Open Bug 1034964 Opened 10 years ago Updated 4 months ago

Use ICE regular nomination when peer is ICE-Lite

Categories

(Core :: WebRTC: Networking, defect, P3)

33 Branch
defect

Tracking

()

People

(Reporter: ibc, Unassigned)

References

Details

User Agent: Mozilla/5.0 (Macintosh; Intel Mac OS X 10_9_4) AppleWebKit/537.36 (KHTML, like Gecko) Chrome/35.0.1916.153 Safari/537.36

Steps to reproduce:

Firefox generates a SDP offer and receives a SDP answer indicating "a=ice-lite".


Actual results:

Firefox starts ICE procedures by using aggressive nomination. This is incorrect and can cause ICE to fail since a ICE-Lite server must just receive a single Binding request with USE-CANDIDATE (this is: ICE regular nomination).


Expected results:

Firefox should use ICE regular nomination as RFC 5245 section 8.1.1 states:

"If its peer has a lite implementation, an agent MUST use a regular nomination algorithm."

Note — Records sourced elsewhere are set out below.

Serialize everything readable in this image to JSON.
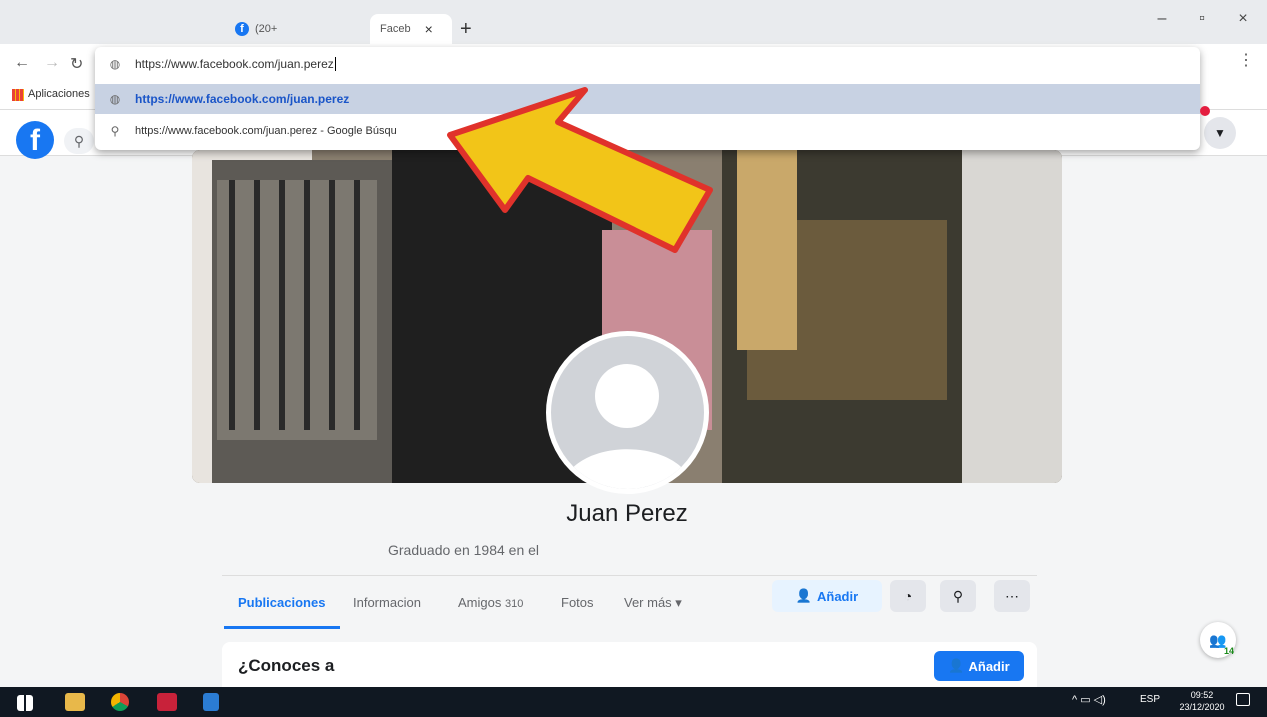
{
  "browser": {
    "tabs": [
      {
        "label": "(20+",
        "icon": "facebook-icon"
      },
      {
        "label": "Faceb",
        "close": "×"
      }
    ],
    "new_tab": "+",
    "url_typed": "https://www.facebook.com/juan.perez",
    "bookmarks_label": "Aplicaciones",
    "suggestions": [
      {
        "text": "https://www.facebook.com/juan.perez",
        "icon": "globe-icon"
      },
      {
        "text": "https://www.facebook.com/juan.perez - Google Búsqu",
        "icon": "search-icon"
      }
    ],
    "window_controls": [
      "–",
      "▫",
      "×"
    ],
    "menu": "⋮"
  },
  "facebook": {
    "logo": "f",
    "profile_name": "Juan Perez",
    "bio": "Graduado en 1984 en el",
    "tabs": [
      {
        "label": "Publicaciones",
        "active": true
      },
      {
        "label": "Informacion"
      },
      {
        "label": "Amigos",
        "count": "310"
      },
      {
        "label": "Fotos"
      },
      {
        "label": "Ver más ▾"
      }
    ],
    "add_button": "Añadir",
    "card_title": "¿Conoces a",
    "card_button": "Añadir",
    "contacts_badge": "14"
  },
  "taskbar": {
    "lang": "ESP",
    "time": "09:52",
    "date": "23/12/2020"
  },
  "colors": {
    "accent": "#1877f2",
    "arrow_fill": "#f2c518",
    "arrow_border": "#e0322b"
  }
}
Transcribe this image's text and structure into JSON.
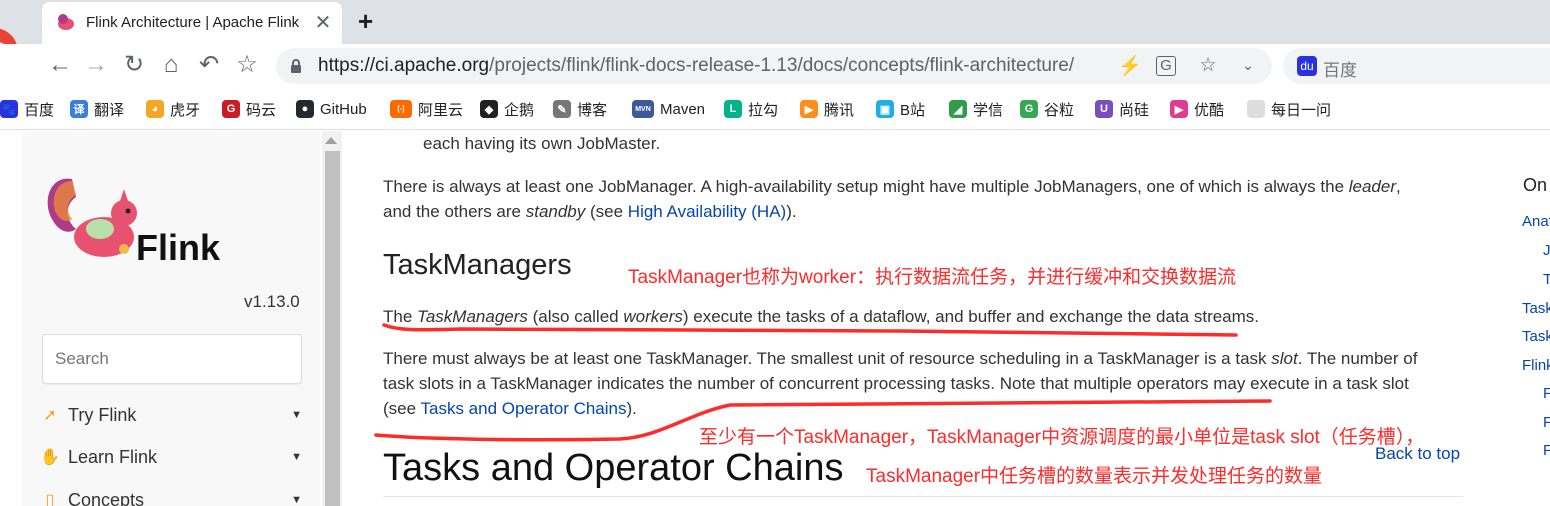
{
  "browser": {
    "tab_title": "Flink Architecture | Apache Flink",
    "tab_close": "✕",
    "new_tab": "+",
    "url_host": "https://ci.apache.org",
    "url_path": "/projects/flink/flink-docs-release-1.13/docs/concepts/flink-architecture/",
    "search_box": "百度",
    "baidu_icon_label": "du"
  },
  "bookmarks": [
    {
      "label": "百度",
      "icon": "paw-icon",
      "color": "#2932e1",
      "glyph": "🐾"
    },
    {
      "label": "翻译",
      "icon": "translate-icon",
      "color": "#3b7ddd",
      "glyph": "译"
    },
    {
      "label": "虎牙",
      "icon": "huya-icon",
      "color": "#f5a623",
      "glyph": "◕"
    },
    {
      "label": "码云",
      "icon": "gitee-icon",
      "color": "#c71d23",
      "glyph": "G"
    },
    {
      "label": "GitHub",
      "icon": "github-icon",
      "color": "#24292e",
      "glyph": "●"
    },
    {
      "label": "阿里云",
      "icon": "aliyun-icon",
      "color": "#ff6a00",
      "glyph": "[-]"
    },
    {
      "label": "企鹅",
      "icon": "penguin-icon",
      "color": "#222",
      "glyph": "◆"
    },
    {
      "label": "博客",
      "icon": "blog-icon",
      "color": "#777",
      "glyph": "✎"
    },
    {
      "label": "Maven",
      "icon": "maven-icon",
      "color": "#3c5a99",
      "glyph": "MVN"
    },
    {
      "label": "拉勾",
      "icon": "lagou-icon",
      "color": "#00b38a",
      "glyph": "L"
    },
    {
      "label": "腾讯",
      "icon": "tencent-video-icon",
      "color": "#ff8d1a",
      "glyph": "▶"
    },
    {
      "label": "B站",
      "icon": "bilibili-icon",
      "color": "#23ade5",
      "glyph": "▣"
    },
    {
      "label": "学信",
      "icon": "xuexin-icon",
      "color": "#2e9c48",
      "glyph": "◢"
    },
    {
      "label": "谷粒",
      "icon": "guli-icon",
      "color": "#34a853",
      "glyph": "G"
    },
    {
      "label": "尚硅",
      "icon": "atguigu-icon",
      "color": "#7c4dbf",
      "glyph": "U"
    },
    {
      "label": "优酷",
      "icon": "youku-icon",
      "color": "#e13a8f",
      "glyph": "▶"
    },
    {
      "label": "每日一问",
      "icon": "page-icon",
      "color": "#ddd",
      "glyph": ""
    }
  ],
  "sidebar": {
    "logo_text": "Flink",
    "version": "v1.13.0",
    "search_placeholder": "Search",
    "menu": [
      {
        "label": "Try Flink",
        "icon": "rocket-icon",
        "glyph": "🚀"
      },
      {
        "label": "Learn Flink",
        "icon": "hand-icon",
        "glyph": "✋"
      },
      {
        "label": "Concepts",
        "icon": "map-icon",
        "glyph": "▯"
      }
    ],
    "caret": "▼"
  },
  "article": {
    "line0": "each having its own JobMaster.",
    "p1_a": "There is always at least one JobManager. A high-availability setup might have multiple JobManagers, one of which is always the ",
    "p1_leader": "leader",
    "p1_b": ",",
    "p1_c": "and the others are ",
    "p1_standby": "standby",
    "p1_d": " (see ",
    "p1_link": "High Availability (HA)",
    "p1_e": ").",
    "h2": "TaskManagers",
    "p2_a": "The ",
    "p2_tm": "TaskManagers",
    "p2_b": " (also called ",
    "p2_workers": "workers",
    "p2_c": ") execute the tasks of a dataflow, and buffer and exchange the data streams.",
    "p3_a": "There must always be at least one TaskManager. The smallest unit of resource scheduling in a TaskManager is a task ",
    "p3_slot": "slot",
    "p3_b": ". The number of",
    "p3_line2": "task slots in a TaskManager indicates the number of concurrent processing tasks. Note that multiple operators may execute in a task slot",
    "p3_c": "(see ",
    "p3_link": "Tasks and Operator Chains",
    "p3_d": ").",
    "h1": "Tasks and Operator Chains",
    "back_to_top": "Back to top"
  },
  "annotations": {
    "note1": "TaskManager也称为worker：执行数据流任务，并进行缓冲和交换数据流",
    "note2": "至少有一个TaskManager，TaskManager中资源调度的最小单位是task slot（任务槽），",
    "note3": "TaskManager中任务槽的数量表示并发处理任务的数量",
    "color": "#ff2a2a"
  },
  "toc": {
    "title": "On",
    "items": [
      "Anat",
      "J",
      "T",
      "Task",
      "Task",
      "Flink",
      "F",
      "F",
      "F"
    ]
  }
}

http://tools.ietf.org/html/rfc5245#section-8.1.1

There is a thread about this topic in rtcweb ML: http://www.ietf.org/mail-archive/web/rtcweb/current/msg12583.html
I believe this may be causing a problem with projectsquared.com which responds with 'ice-lite'.

To reproduce you can use Firefox 35 on Windows and be logged into a VPN.  We are seeing many connection failures is this case and I think specifying USE_CANDIDATE might fix this.
We've discussed this briefly; the current plan is to stop doing aggressive nomination entirely.

We need two things:

1. the ability to send on any valid pair prior to nomination

2. stop using USE-CANDIDATE aggressively

The first is tricky, because it affects the state machines we have (we potentially need an additional "connected, but not done" state) and that might be disruptive.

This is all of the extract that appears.